Promiscuous Problems and Vulgar Fractions:
The Early-Nineteenth Century Schoolbook of Sarah DuBois

(New Paltz, NY: The Huguenot Historical Society)
Joan Hollister, Marist College
Sally M. Schultz, SUNY New Paltz

© 2001The Academy of Accounting Historians
The Accounting Historians Notebook
Vol. 24, No. 2, October 2001

Integrating accounting history into the classroom is one way to motivate students in financial accounting courses, to help them gain an appreciation of the evolution of accounting, and to challenge them to conceptualize and think constructively [Bloom and Collins, 1988; Coffman et al., 1993]. This paper presents examples of some familiar and some unfamiliar business and accounting concepts as they were taught in the early-nineteenth century to help accounting students and faculty members to gain further insight into how today's practices evolved.

In early American education, bookkeeping and arithmetic were closely connected [Sampson, 1960, p. 462]. While arithmetic books did not always cover accounting in its present-day sense, various mercantile topics were often included [Sheldahl, 1985, pg. 4, 9]. During this period the lack of a sound monetary system required that accounting accommodate not only a variety of monetary units, but also other items of value that served as a medium of exchange in barter [Previts and Merino 1998, p. 26].

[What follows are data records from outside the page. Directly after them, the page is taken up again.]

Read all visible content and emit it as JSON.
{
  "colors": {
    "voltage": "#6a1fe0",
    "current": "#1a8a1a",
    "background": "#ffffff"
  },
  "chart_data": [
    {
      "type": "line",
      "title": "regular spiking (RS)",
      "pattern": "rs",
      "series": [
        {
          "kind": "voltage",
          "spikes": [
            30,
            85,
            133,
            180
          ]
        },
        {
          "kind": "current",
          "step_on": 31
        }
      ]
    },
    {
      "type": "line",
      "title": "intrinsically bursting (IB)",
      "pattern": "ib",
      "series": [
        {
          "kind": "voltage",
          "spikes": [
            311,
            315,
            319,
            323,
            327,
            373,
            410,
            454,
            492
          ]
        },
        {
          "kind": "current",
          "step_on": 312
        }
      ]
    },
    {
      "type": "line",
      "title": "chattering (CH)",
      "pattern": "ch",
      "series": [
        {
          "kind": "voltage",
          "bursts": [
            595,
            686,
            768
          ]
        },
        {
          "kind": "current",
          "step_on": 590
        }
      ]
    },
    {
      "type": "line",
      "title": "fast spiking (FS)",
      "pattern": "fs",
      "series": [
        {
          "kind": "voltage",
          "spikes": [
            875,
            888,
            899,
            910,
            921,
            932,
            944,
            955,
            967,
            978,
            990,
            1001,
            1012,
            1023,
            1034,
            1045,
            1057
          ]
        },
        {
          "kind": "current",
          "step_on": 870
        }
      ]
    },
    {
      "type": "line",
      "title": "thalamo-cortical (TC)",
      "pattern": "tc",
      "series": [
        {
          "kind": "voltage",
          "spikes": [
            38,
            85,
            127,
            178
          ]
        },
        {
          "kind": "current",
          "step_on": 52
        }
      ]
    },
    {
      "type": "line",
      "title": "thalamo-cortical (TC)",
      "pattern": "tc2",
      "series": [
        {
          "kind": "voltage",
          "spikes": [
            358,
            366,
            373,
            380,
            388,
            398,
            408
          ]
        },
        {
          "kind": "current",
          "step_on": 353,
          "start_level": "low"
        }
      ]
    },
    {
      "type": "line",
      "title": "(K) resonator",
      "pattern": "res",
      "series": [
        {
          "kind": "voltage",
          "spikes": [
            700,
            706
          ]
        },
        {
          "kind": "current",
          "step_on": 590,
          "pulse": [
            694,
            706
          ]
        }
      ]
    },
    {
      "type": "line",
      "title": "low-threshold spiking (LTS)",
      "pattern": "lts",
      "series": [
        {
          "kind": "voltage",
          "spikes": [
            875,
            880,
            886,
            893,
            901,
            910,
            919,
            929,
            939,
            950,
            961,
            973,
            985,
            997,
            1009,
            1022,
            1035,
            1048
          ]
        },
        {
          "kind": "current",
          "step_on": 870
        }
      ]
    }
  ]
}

Student workbooks from the early American period examined by the authors typically included the study of basic topics in arithmetic, including vulgar (common or non-decimal) fractions, as well as some basic business and accounting concepts. Such concepts would include calculating simple interest and commissions, computing the total cost for a quantity of goods at a given unit price, and translating foreign and domestic currencies. The schoolbook of Sarah DuBois is of interest because it includes not only the business topics commonly seen in such schoolbooks, but also several more advanced business concepts.

Perhaps Sarah DuBois received more extensive instruction in business topics because she was the daughter of a mercantile family that had operated a general store in New Paltz, New York for several generations. Sarah was descended from Jean Hasbrouck, one of the original twelve French Huguenots who settled in New Paltz, New York. A whole street of stone houses built by the early settlers of New Paltz has been uniquely preserved to the present day. Jean Hasbrouck's stone house, completed around 1712, would become the site of a thriving general store and tavern that his son Jacob opened in one of its front rooms. Sarah DuBois was Jacob Hasbrouck's great-great-granddaughter. Sarah's mother, Elizabeth, who operated the store with her husband Josiah DuBois, was the last Hasbrouck generation to run this store.

The mercantile topics studied by Sarah DuBois are comparable to those covered in a 1788 text by Thomas Sarjeant, The Elementary Principles of Arithmetic, with their application to the Trade and Commerce of the United State of America, In Eight Sections. In addition to basic arithmetic topics, Sarjeant's text covered mercantile arithmetic topics such as exchange of money, weights and measures, simple and compound interest, determination of a time for joint payment of sums due at different dates (equation of payments), discount for early payment, gross gain or loss on an individual sale, and fellowship [Sheldahl, 1985, 9-10]. As the eighteenth century drew to a close, a number of texts also sought to address the nascent Federal monetary system [Sheldahl, 1985, p. 21-24]. The schoolbook of Sarah DuBois illustrates how the concepts contained in texts of the era would be transcribed by a student in the classroom. The schoolbook also shows how these concepts were applied in exercises, and helps to inform us about business instruction in the early part of the nineteenth century.

This schoolbook comprised one half of a cloth bound volume. The other half was completed by another student and included the date 1821. Sarah's side is undated, but it is likely that her work would have been completed within a few years of 1821, since she was born in 1806. The title page of the workbook bears the inscription: "The Elements of Arith'c, Commenced by Sarah DuBois, Gilbert Cuthbert Receptor." Receptor is apparently a variant of preceptor, or teacher. This book is in the archives of the Huguenot Historical Society in New Paltz, New York.*

Among the topics that Sarah DuBois studied were simple interest, compound interest, discount, and equation of payments. Her transcription of each of these concepts appears below, accompanied by one of the many promiscuous (mixed; unordered) but numbered problems solved in the schoolbook to illustrate the concept. Sarah's schoolbook also included supporting calculations, which have been omitted here because of their length. We have endeavored to adhere to the spelling, capitalization, and punctuation of both words and numbers used in the original document. The document's use of the words vulgar and promiscuous, used in a context different than today, highlights shifts in our lexicon over time. In the compound interest problem, note that the final answer has been calculated in dollars, cents, and mills (one tenth of a cent), which is typical of the period.